After reading the mlr3 book, I thought that using AutoTuner for the nested resampling and benchmarking would be the best way to go about doing this. Here is what I have tried:

task_mpcr <- TaskRegr$new(id = "mpcr", backend = data.numeric, target = "n_reads")

measure <- msr("poisson_loss")

xgb_learn <- lrn("regr.xgboost")

set.seed(103)
fivefold.cv = rsmp("cv", folds = 5)

param.list <- list(  alpha = p_dbl(lower = 0.001, upper = 100, logscale = TRUE),
                 lambda = p_dbl(lower = 0.001, upper = 100, logscale = TRUE),
                 max_depth = p_int(lower = 2, upper = 10)
)


model.list <- list()
for(model.i in 1:length(param.list)){

  param.list.subset <- param.list[1:model.i]
  search_space <- do.call(ps, param.list.subset)

  model.list[[model.i]] <- AutoTuner$new(
    learner = xgb_learn,
    resampling = fivefold.cv,
    measure = measure,
    search_space = search_space,
    terminator = trm("none"),
    tuner = tnr("grid_search", resolution = 10),
    store_tuning_instance = TRUE
  )
}
grid <- benchmark_grid(
task = task_mpcr,
learner = model.list,
resampling = rsmp("cv", folds =3)
)

bmr <- benchmark(grid, store_models = TRUE)

Note that I added Poisson loss as a measure for the count data I am working with. For some reason after running the benchmark function, the Poisson loss of all my models is nearly identical per fold, making me think that no tuning was done.

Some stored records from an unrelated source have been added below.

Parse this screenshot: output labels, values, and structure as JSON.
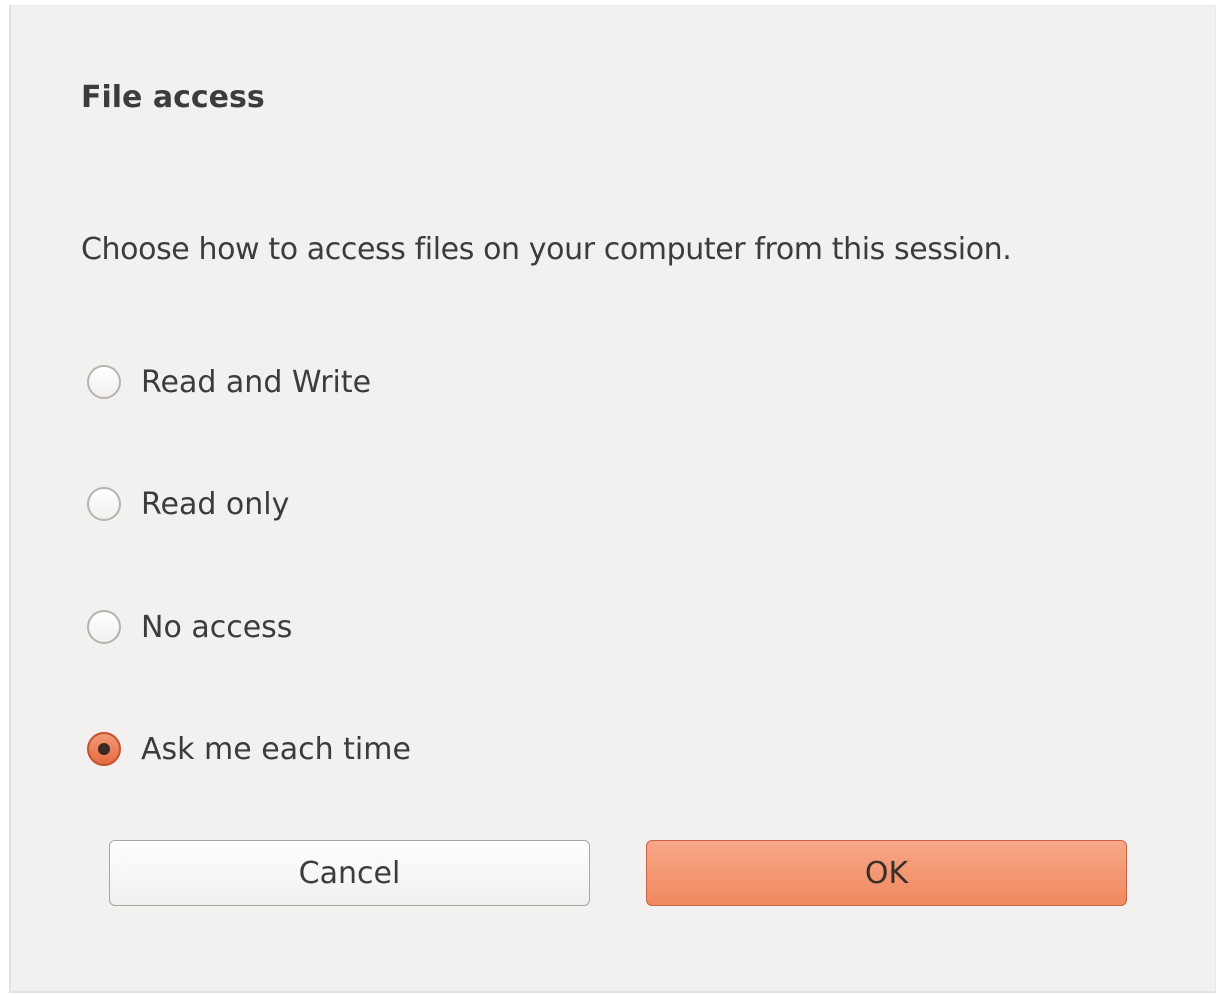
{
  "dialog": {
    "title": "File access",
    "description": "Choose how to access files on your computer from this session.",
    "options": [
      {
        "label": "Read and Write",
        "checked": false
      },
      {
        "label": "Read only",
        "checked": false
      },
      {
        "label": "No access",
        "checked": false
      },
      {
        "label": "Ask me each time",
        "checked": true
      }
    ],
    "buttons": {
      "cancel_label": "Cancel",
      "ok_label": "OK"
    }
  },
  "colors": {
    "dialog_background": "#f2f1f0",
    "accent": "#f0895f",
    "text": "#3c3c3c"
  }
}
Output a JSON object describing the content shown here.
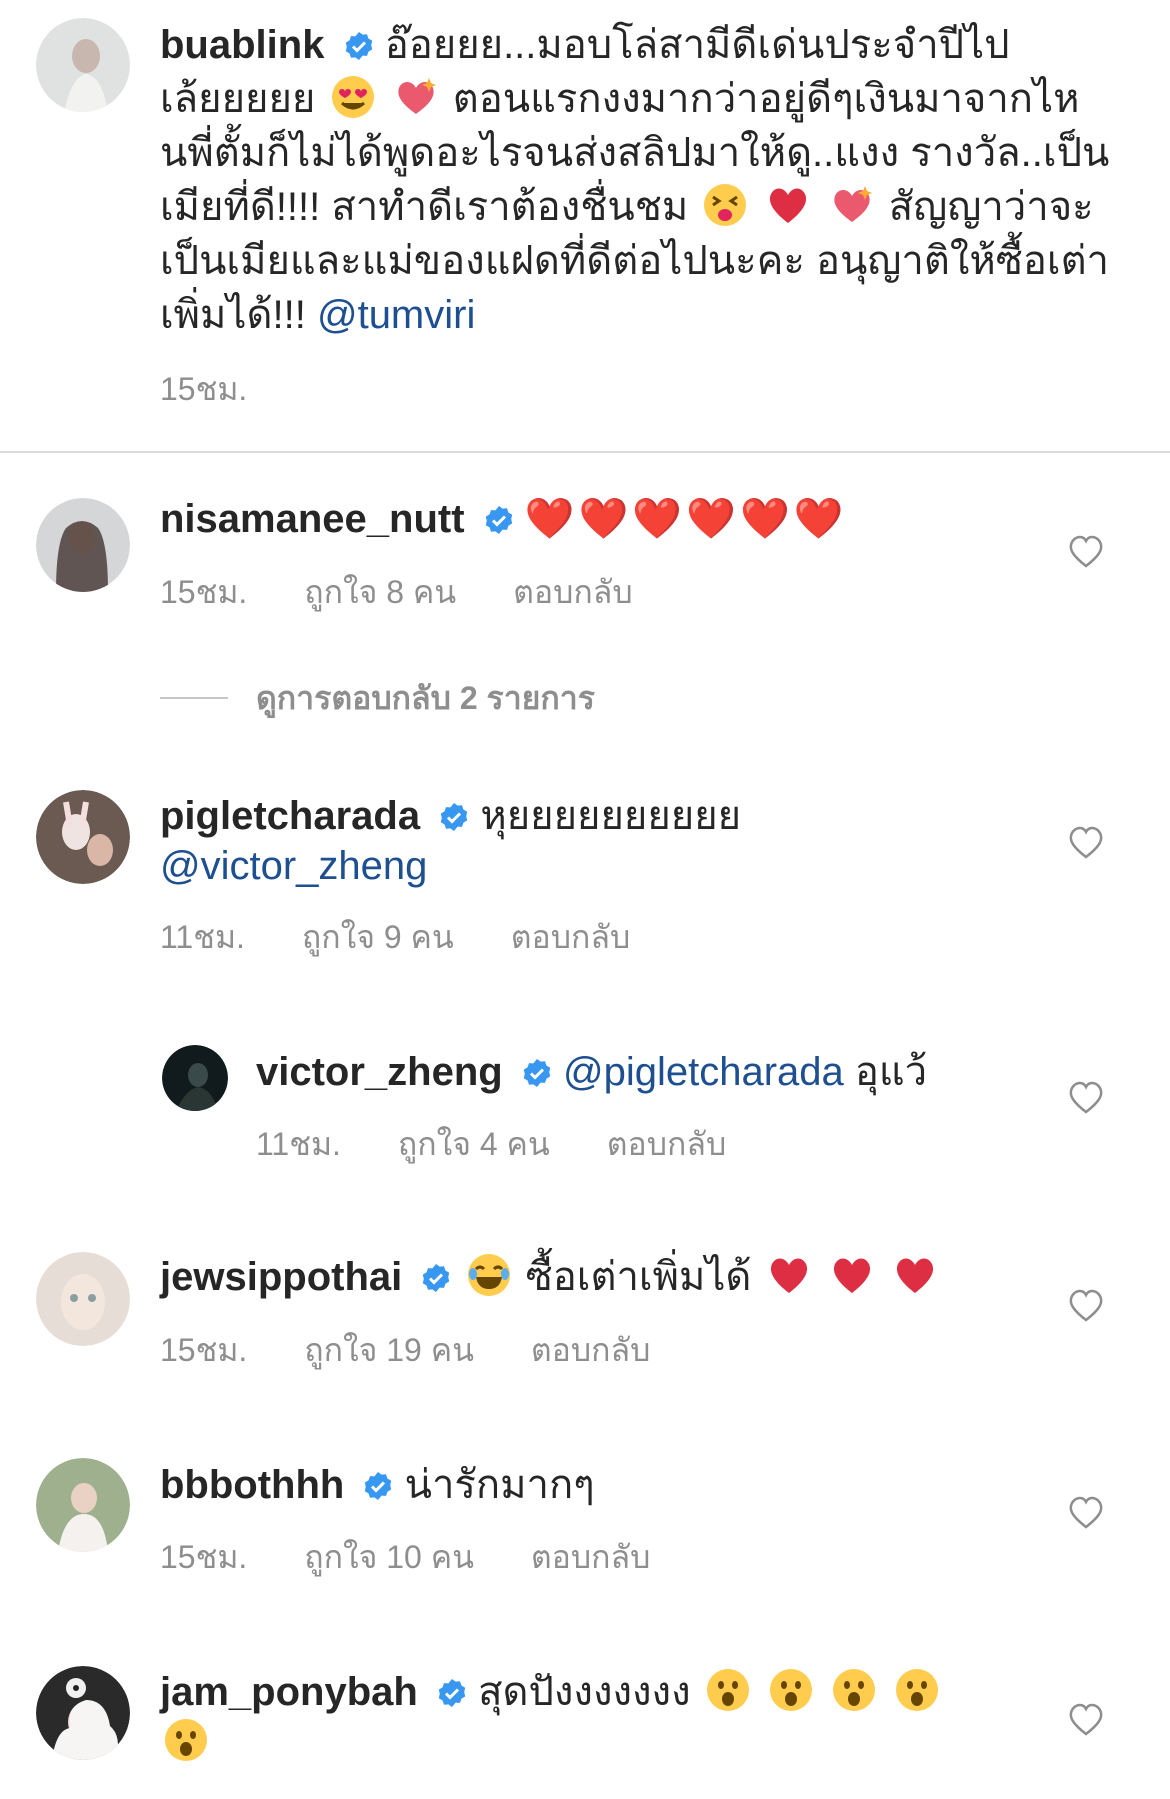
{
  "caption": {
    "username": "buablink",
    "text_before": "อ๊อยยย...มอบโล่สามีดีเด่นประจำปีไปเล้ยยยยย",
    "text_mid": " ตอนแรกงงมากว่าอยู่ดีๆเงินมาจากไหนพี่ตั้มก็ไม่ได้พูดอะไรจนส่งสลิปมาให้ดู..แงง รางวัล..เป็นเมียที่ดี!!!! สาทำดีเราต้องชื่นชม",
    "text_after": " สัญญาว่าจะเป็นเมียและแม่ของแฝดที่ดีต่อไปนะคะ อนุญาติให้ซื้อเต่าเพิ่มได้!!!",
    "mention": "@tumviri",
    "time": "15ชม."
  },
  "comments": [
    {
      "username": "nisamanee_nutt",
      "text": "❤️❤️❤️❤️❤️❤️",
      "time": "15ชม.",
      "likes": "ถูกใจ 8 คน",
      "reply": "ตอบกลับ"
    },
    {
      "username": "pigletcharada",
      "text": "หุยยยยยยยยยย",
      "mention": "@victor_zheng",
      "time": "11ชม.",
      "likes": "ถูกใจ 9 คน",
      "reply": "ตอบกลับ"
    },
    {
      "username": "victor_zheng",
      "mention": "@pigletcharada",
      "text": "อุแว้",
      "time": "11ชม.",
      "likes": "ถูกใจ 4 คน",
      "reply": "ตอบกลับ"
    },
    {
      "username": "jewsippothai",
      "text": "ซื้อเต่าเพิ่มได้",
      "time": "15ชม.",
      "likes": "ถูกใจ 19 คน",
      "reply": "ตอบกลับ"
    },
    {
      "username": "bbbothhh",
      "text": "น่ารักมากๆ",
      "time": "15ชม.",
      "likes": "ถูกใจ 10 คน",
      "reply": "ตอบกลับ"
    },
    {
      "username": "jam_ponybah",
      "text": "สุดปังงงงงงง"
    }
  ],
  "view_replies": "ดูการตอบกลับ 2 รายการ",
  "icons": {
    "verified": "verified-badge-icon",
    "heart": "heart-outline-icon",
    "colors": {
      "verified": "#3897f0",
      "mention": "#1d4f91",
      "meta": "#8e8e8e"
    }
  }
}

I also cannot find a way to access the hyperparameters used to get the lowest loss per train/test iteration. Am I misusing the benchmark function entirely? Also, this is my first question on SO, so any formatting advice would be appreciated!


Solution

  • To see whether tuning has an effect, you can just add an untuned learner to the benchmark. Otherwise, the conclusion could be that tuning alpha is sufficient for your example.

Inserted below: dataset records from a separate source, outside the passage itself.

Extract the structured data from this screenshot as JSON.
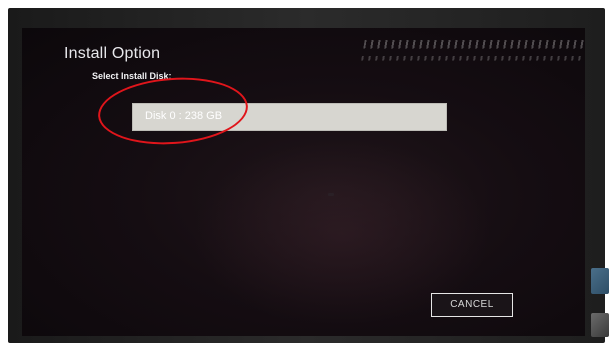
{
  "dialog": {
    "title": "Install Option",
    "subtitle": "Select Install Disk:",
    "disks": [
      {
        "label": "Disk 0 : 238 GB"
      }
    ],
    "cancel_label": "CANCEL"
  },
  "colors": {
    "screen_background": "#150d12",
    "disk_option_background": "#d7d6d0",
    "annotation_circle": "#e0151b",
    "text": "#e8e8ec"
  }
}
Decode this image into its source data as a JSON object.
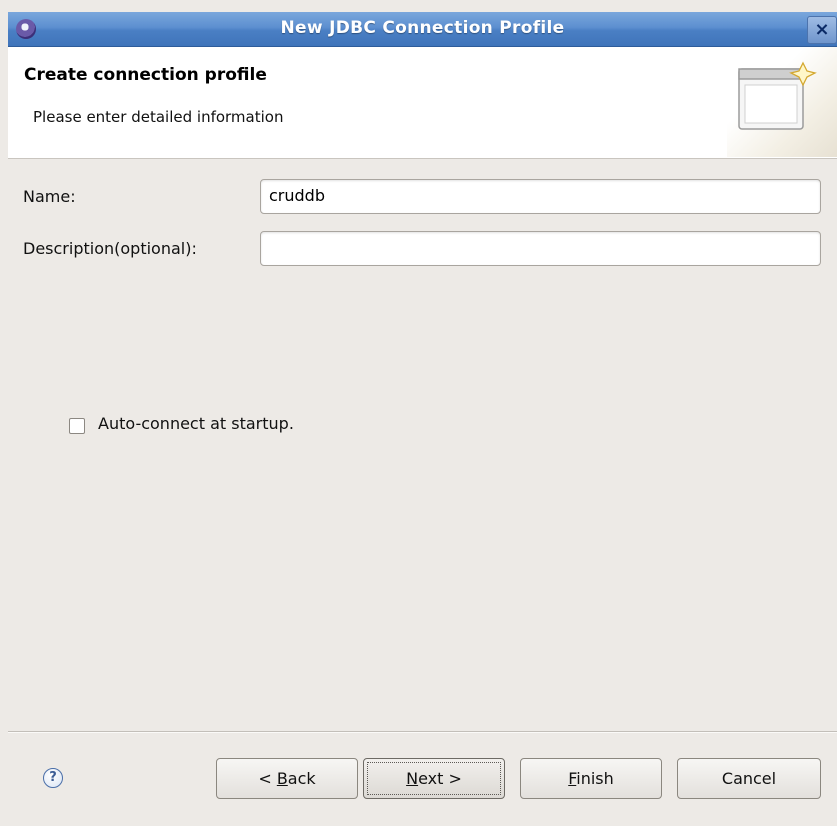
{
  "window": {
    "title": "New JDBC Connection Profile",
    "close_label": "×"
  },
  "banner": {
    "title": "Create connection profile",
    "description": "Please enter detailed information",
    "icon": "wizard-banner-icon"
  },
  "form": {
    "name_label": "Name:",
    "name_value": "cruddb",
    "description_label": "Description(optional):",
    "description_value": "",
    "auto_connect_label": "Auto-connect at startup.",
    "auto_connect_checked": false
  },
  "footer": {
    "help_symbol": "?",
    "buttons": {
      "back": {
        "prefix": "< ",
        "mnemonic": "B",
        "rest": "ack"
      },
      "next": {
        "mnemonic": "N",
        "rest": "ext >"
      },
      "finish": {
        "mnemonic": "F",
        "rest": "inish"
      },
      "cancel": {
        "label": "Cancel"
      }
    }
  }
}
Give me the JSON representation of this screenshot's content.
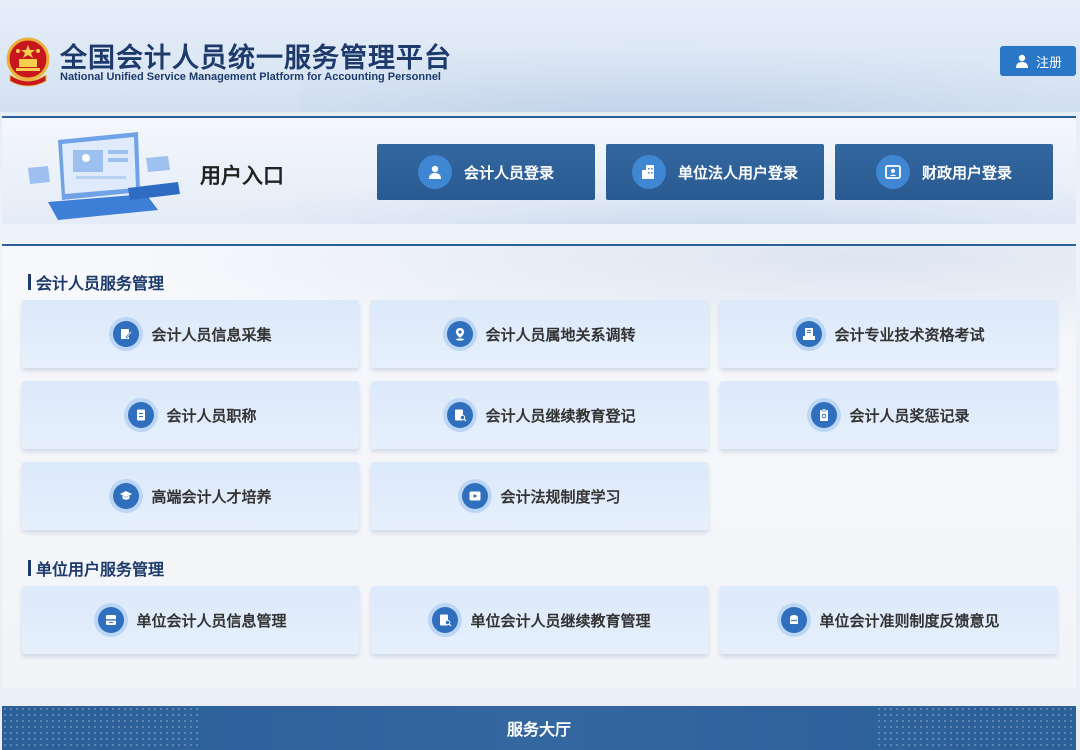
{
  "header": {
    "title": "全国会计人员统一服务管理平台",
    "subtitle": "National Unified Service Management Platform for Accounting Personnel",
    "register_label": "注册"
  },
  "login": {
    "entry_title": "用户入口",
    "buttons": [
      {
        "label": "会计人员登录",
        "icon": "user-icon"
      },
      {
        "label": "单位法人用户登录",
        "icon": "building-icon"
      },
      {
        "label": "财政用户登录",
        "icon": "id-card-icon"
      }
    ]
  },
  "sections": [
    {
      "title": "会计人员服务管理",
      "items": [
        {
          "label": "会计人员信息采集",
          "icon": "edit-form-icon"
        },
        {
          "label": "会计人员属地关系调转",
          "icon": "location-icon"
        },
        {
          "label": "会计专业技术资格考试",
          "icon": "exam-icon"
        },
        {
          "label": "会计人员职称",
          "icon": "document-icon"
        },
        {
          "label": "会计人员继续教育登记",
          "icon": "search-document-icon"
        },
        {
          "label": "会计人员奖惩记录",
          "icon": "clipboard-icon"
        },
        {
          "label": "高端会计人才培养",
          "icon": "graduation-cap-icon"
        },
        {
          "label": "会计法规制度学习",
          "icon": "play-icon"
        }
      ]
    },
    {
      "title": "单位用户服务管理",
      "items": [
        {
          "label": "单位会计人员信息管理",
          "icon": "database-icon"
        },
        {
          "label": "单位会计人员继续教育管理",
          "icon": "search-document-icon"
        },
        {
          "label": "单位会计准则制度反馈意见",
          "icon": "chat-icon"
        }
      ]
    }
  ],
  "footer": {
    "service_hall_label": "服务大厅"
  },
  "colors": {
    "primary": "#2b5f98",
    "accent": "#2a77c7",
    "title": "#1d3a6b",
    "card_bg": "#dce9fa"
  }
}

    I adapted the code so that it runs with an example task.

    library(mlr3verse)
    
    task <- tsk("mtcars")
    
    measure <- msr("regr.rmse")
    
    xgb_learn <- lrn("regr.xgboost")
    
    param.list <- list(
      alpha = p_dbl(lower = 0.001, upper = 100, logscale = TRUE),
      lambda = p_dbl(lower = 0.001, upper = 100, logscale = TRUE)
    )
    
    model.list <- list()
    for(model.i in 1:length(param.list)){
      
      param.list.subset <- param.list[1:model.i]
      search_space <- do.call(ps, param.list.subset)
      
      at <- AutoTuner$new(
        learner = xgb_learn,
        resampling = rsmp("cv", folds = 5),
        measure = measure,
        search_space = search_space,
        terminator = trm("none"),
        tuner = tnr("grid_search", resolution = 5),
        store_tuning_instance = TRUE
      )
      at$id = paste0(at$id, model.i)
      
      model.list[[model.i]] <- at
    }
    
    model.list <- c(model.list, list(xgb_learn)) # add baseline learner
    
    grid <- benchmark_grid(
      task = task,
      learner = model.list,
      resampling = rsmp("cv", folds =3)
    )
    
    bmr <- benchmark(grid, store_models = TRUE)
    
    autoplot(bmr)
    
    bmr_data = bmr$data$as_data_table() # convert benchmark result to a handy data.table
    bmr_data$learner[[1]]$learner$param_set$values # the final learner used by AutoTune is nested in $learner
    
    # best found value during grid search
    bmr_data$learner[[1]]$archive$best()
    
    # transformed value (the one that is used for the learner)
    bmr_data$learner[[1]]$archive$best()$x_domain
    

    In the last lines you see how one can access the individual runs of the benchmark. Im my example we have 9 runs resulting for 3 learners and 3 outer resampling folds.